State estimation is a fundamental task in power system monitoring. The focus in this thesis is on Distribution System State Estimation (DSSE). One of the main challenges in DSSE is the lack of observability due to the small number of sensor installations in practical power distribution circuits, where the number of measurements is far fewer than the number of state variables. In this thesis, our goal is to develop DSSE methods which address the low-observability challenges.First, we leverage the high reporting rate of a small number of distribution-level phasor measurement units (D-PMUs), a.k.a., micro-PMUs, to unmask and characterize sparsity patterns among the state variables in radial power distribution systems. Accordingly, the
DSSE problem is formulated over the differential synchrophasors as an adaptive group sparse recovery problem to track the changes that are made in the states of the system and captured by D-PMU measurements. To enhance the performance of the proposed method, the formulated DSSE is further augmented by the side information on the support of the vector of unknowns that is obtained from the outcome of an event-zone identification analysis prior to solving the DSSE problem.
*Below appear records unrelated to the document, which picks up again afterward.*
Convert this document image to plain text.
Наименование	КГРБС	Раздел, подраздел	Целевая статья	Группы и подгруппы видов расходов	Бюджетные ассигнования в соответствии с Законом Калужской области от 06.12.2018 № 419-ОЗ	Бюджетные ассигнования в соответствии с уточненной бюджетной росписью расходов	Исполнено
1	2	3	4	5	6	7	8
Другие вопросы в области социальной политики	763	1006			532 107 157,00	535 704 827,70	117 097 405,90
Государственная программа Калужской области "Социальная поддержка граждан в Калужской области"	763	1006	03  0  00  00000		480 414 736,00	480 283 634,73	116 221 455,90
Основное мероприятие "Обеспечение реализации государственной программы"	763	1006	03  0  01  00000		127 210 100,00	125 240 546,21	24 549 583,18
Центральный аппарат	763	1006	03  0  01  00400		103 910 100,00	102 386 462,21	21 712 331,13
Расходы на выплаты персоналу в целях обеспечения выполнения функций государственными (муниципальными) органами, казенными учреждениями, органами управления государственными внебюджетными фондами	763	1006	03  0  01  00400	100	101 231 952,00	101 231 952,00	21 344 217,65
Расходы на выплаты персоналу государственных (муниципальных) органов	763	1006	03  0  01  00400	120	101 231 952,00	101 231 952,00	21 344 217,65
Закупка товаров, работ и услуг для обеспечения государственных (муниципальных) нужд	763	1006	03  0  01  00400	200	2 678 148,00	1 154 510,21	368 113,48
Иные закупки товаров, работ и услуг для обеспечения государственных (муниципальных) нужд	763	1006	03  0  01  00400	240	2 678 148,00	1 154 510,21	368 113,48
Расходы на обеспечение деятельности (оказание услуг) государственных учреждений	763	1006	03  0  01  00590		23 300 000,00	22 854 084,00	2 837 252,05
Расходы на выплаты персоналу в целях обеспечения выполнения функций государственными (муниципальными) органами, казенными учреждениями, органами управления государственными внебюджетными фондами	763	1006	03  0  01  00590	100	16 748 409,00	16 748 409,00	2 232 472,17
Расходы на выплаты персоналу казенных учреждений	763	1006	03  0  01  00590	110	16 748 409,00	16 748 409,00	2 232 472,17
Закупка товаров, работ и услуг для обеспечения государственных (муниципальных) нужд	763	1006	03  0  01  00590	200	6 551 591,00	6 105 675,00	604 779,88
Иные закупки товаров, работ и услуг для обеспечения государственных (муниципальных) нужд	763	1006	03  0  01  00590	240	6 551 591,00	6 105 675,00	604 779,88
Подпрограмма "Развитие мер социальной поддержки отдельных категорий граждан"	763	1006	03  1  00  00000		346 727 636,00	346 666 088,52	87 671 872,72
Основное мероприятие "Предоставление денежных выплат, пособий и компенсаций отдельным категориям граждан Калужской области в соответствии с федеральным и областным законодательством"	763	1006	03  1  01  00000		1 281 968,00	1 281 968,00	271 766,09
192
Second, to capture the dynamics of the power distribution system, we model the DSSE problem under an event-triggered setting, where we use the estimations of the state variables during the previous events as priori information to predict the state variables at the current event. Accordingly, a novel data-driven method based on elastic net regression is proposed to learn the event-triggered state transition matrix; despite the low-observability in the system. Here, in the absence of direct power measurements, we enhance our ability in sparse recovery by developing a new reinforced physics-based coupling method among the state variables, in which we add a novel set of linear differential power flow equations to the DSSE problem formulation in forms of virtual measurements.
Third, we study the joint estimation of sensitivity distribution factors and power flows in low-observable power distribution systems by developing a novel physics-aware measurement-based approach that takes into account the sparsity features of the problem extracted for radial power distribution systems.